Moving into questions of personal stakes and pedagogical philosophy, there were many things I learned in our conversation. Like, Solís’s own path to criticism, which I would say is based in love and attention as love’s heftiest currency. Growing up in Honduras, he would keep notebooks full of his thoughts on movies, plays, and television shows. Solís tells me the Oscars were like “Christmas.” But meeting his heroes many years later was more complicated than the reverence and joy he’d found engaging with culture. The relentless years of freelancing or constant nights in darkened theater had made them jaded, a position that is in complete contrast with Solís’s perspective on criticism. On this point, he explains:

When you experience something in the arts that’s so beautiful, it’s literally like that thing that you get when you fall in love—like something ignites in your chest. And that warmth… I think it’s love. I think it’s just pure love. That feeling of love and warmth is what I’ve wanted to preserve in my writing. I wanted to remind myself, “Oh remember when you watched this or you listened to this album or you experienced this musical on stage and it made you feel this?” I want to transmit that to people. Because I think, especially since I’ve been doing this for almost 30 years, we need to be reminded of beauty and love and compassion more than ever right now.

Solís’s love for writing and the arts is even present in the titling of the Lab itself, which is why it’s not called a bootcamp or workshop.
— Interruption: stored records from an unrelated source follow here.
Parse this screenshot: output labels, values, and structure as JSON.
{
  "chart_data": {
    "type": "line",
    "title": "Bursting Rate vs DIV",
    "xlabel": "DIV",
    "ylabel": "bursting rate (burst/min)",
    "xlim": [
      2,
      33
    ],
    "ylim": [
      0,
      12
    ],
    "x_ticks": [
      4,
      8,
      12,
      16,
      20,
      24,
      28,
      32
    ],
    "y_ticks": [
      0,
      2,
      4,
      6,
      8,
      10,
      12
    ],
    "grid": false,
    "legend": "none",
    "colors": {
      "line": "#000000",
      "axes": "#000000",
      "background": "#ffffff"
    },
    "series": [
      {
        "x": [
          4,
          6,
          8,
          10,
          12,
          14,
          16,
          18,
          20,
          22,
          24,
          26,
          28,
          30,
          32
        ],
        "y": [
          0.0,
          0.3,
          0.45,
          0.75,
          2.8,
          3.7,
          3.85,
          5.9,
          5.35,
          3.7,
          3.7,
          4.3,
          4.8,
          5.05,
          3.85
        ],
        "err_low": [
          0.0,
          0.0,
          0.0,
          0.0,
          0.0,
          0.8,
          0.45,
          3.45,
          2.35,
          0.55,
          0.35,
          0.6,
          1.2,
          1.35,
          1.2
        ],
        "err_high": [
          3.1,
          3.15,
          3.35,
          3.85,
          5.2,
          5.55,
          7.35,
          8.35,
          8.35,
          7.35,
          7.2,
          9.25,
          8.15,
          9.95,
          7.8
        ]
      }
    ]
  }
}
It is, instead, a place for writers of color to learn, experiment, play, and remember why they started writing in the first place. To this end, Solís has continued hopes and dreams for what the Lab could be, including work that unhooks from the virtual space and manifests in publications, podcasts, and multimedia work like collages and video essays. The pitches coming from these writers are “incredible” he says. They simply need a platform that matches the multi-disciplinary world that we live in. 

Criticism as a medium encourages us to think more deeply about what moves us and why. Criticism as an art form, home to the Susan Sontags, Greg Tates, Hilton Als, and Mary McCarthys of the world, has taught me again and again how to share what moves me. But a single grim fact remains: most legacy publications skew white and elitist, erring on the side of disappointment, not joy. What Solís proposes with his lab is medicinal in scope, not just because it can rescue artists from lack of archival attention; it also rescues BIPOC critics from the inattention we may also feel–as artists and as human beings. By giving critics of color room to grow, these critics feel empowered to retroactively (or simply ‘actively’!) uplift many artists we should know, but don’t. People whose work paved the way for culture as we know it, but whose names reverberate in quiet corners and abandoned galleries. And, perhaps in prioritizing joy, criticism can move from functioning as an arsenal of over-intellectualized essays to a shower of love letters, made all the more beautiful by their candor and unique perspective.

And on that note, what better way to end than with Solís’s own words:

I want everyone to see how creative, how intelligent, how imaginative they are. I don’t want to teach people how to be, or how to do criticism like me, because that would be impossible. We all see life through our own lens. But, I want everyone in the Lab, from the instructors to the critics to the alumni, to see how valuable they are, how important their voice is and how special it is.